CVE-2025-64197: 
WordPress vulnerability analysis and mitigation

A Stored Cross-Site Scripting (XSS) vulnerability has been identified in the Rehub WordPress theme (CVE-2025-64197), affecting versions prior to 19.9.9.1. The vulnerability was discovered and disclosed on October 29, 2025, and requires user authentication with Contributor or higher privileges to exploit (NVD).

The vulnerability is classified as an Improper Neutralization of Input During Web Page Generation (CWE-79) issue. It has received a CVSS v3.1 base score of 6.5 (Medium), with the following vector: CVSS:3.1/AV:N/AC:L/PR:L/UI:R/S:C/C:L/I:L/A:L. This indicates that the vulnerability requires network access, low attack complexity, low privileges, and user interaction, with changed scope and low impact on confidentiality, integrity, and availability (CISA-ADP).

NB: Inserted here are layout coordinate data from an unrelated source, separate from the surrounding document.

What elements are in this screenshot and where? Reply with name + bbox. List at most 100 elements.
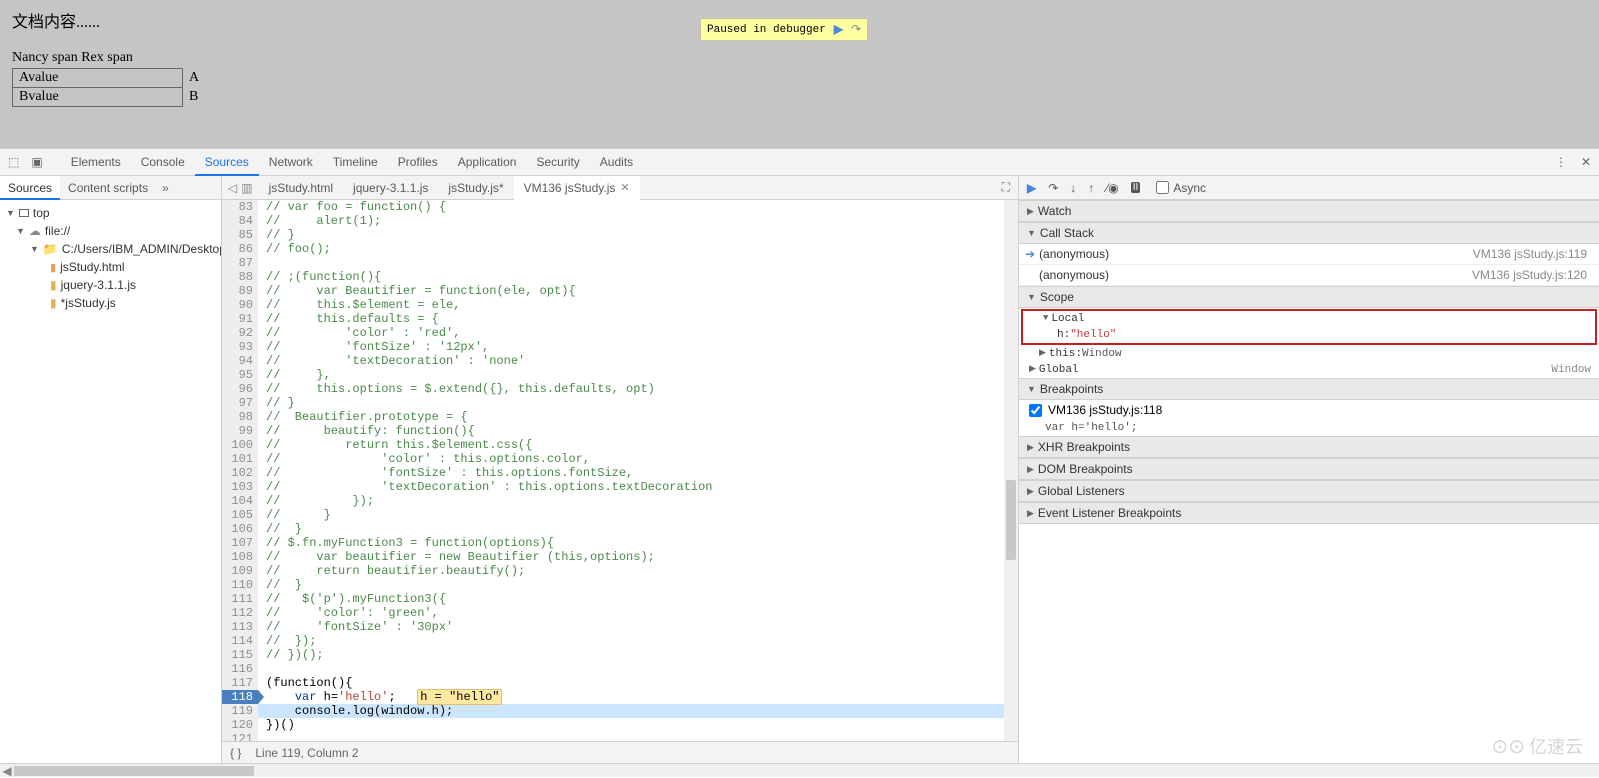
section-watch[interactable]: ▶Watch <box>1019 200 1599 222</box>
vertical-scrollbar[interactable] <box>1004 200 1018 741</box>
nav-list-icon[interactable]: ▥ <box>241 181 252 195</box>
section-event-listeners[interactable]: ▶Event Listener Breakpoints <box>1019 502 1599 524</box>
cloud-icon: ☁ <box>29 224 41 238</box>
editor-tab-active[interactable]: VM136 jsStudy.js✕ <box>514 176 640 200</box>
watermark-icon: ⊙⊙ <box>1491 734 1525 759</box>
sources-navigator: Sources Content scripts » ▼top ▼☁file://… <box>0 176 222 763</box>
tree-top[interactable]: ▼top <box>0 204 221 222</box>
tree-folder[interactable]: ▼📁C:/Users/IBM_ADMIN/Desktop/ <box>0 240 221 258</box>
paused-label: Paused in debugger <box>707 24 826 36</box>
breakpoint-code: var h='hello'; <box>1019 420 1599 436</box>
page-spans: Nancy span Rex span <box>12 50 1587 66</box>
stack-frame[interactable]: (anonymous)VM136 jsStudy.js:120 <box>1019 265 1599 286</box>
code-editor[interactable]: 8384858687888990919293949596979899100101… <box>222 200 1018 741</box>
tree-origin[interactable]: ▼☁file:// <box>0 222 221 240</box>
cursor-position: Line 119, Column 2 <box>255 746 358 760</box>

The vulnerability allows authenticated users with Contributor or higher privileges to perform Stored Cross-Site Scripting attacks. This could potentially lead to unauthorized access to sensitive information, manipulation of web content, and compromise of user sessions (NVD).

Users are advised to update their Rehub theme to version 19.9.9.1 or later to address this vulnerability (Patchstack).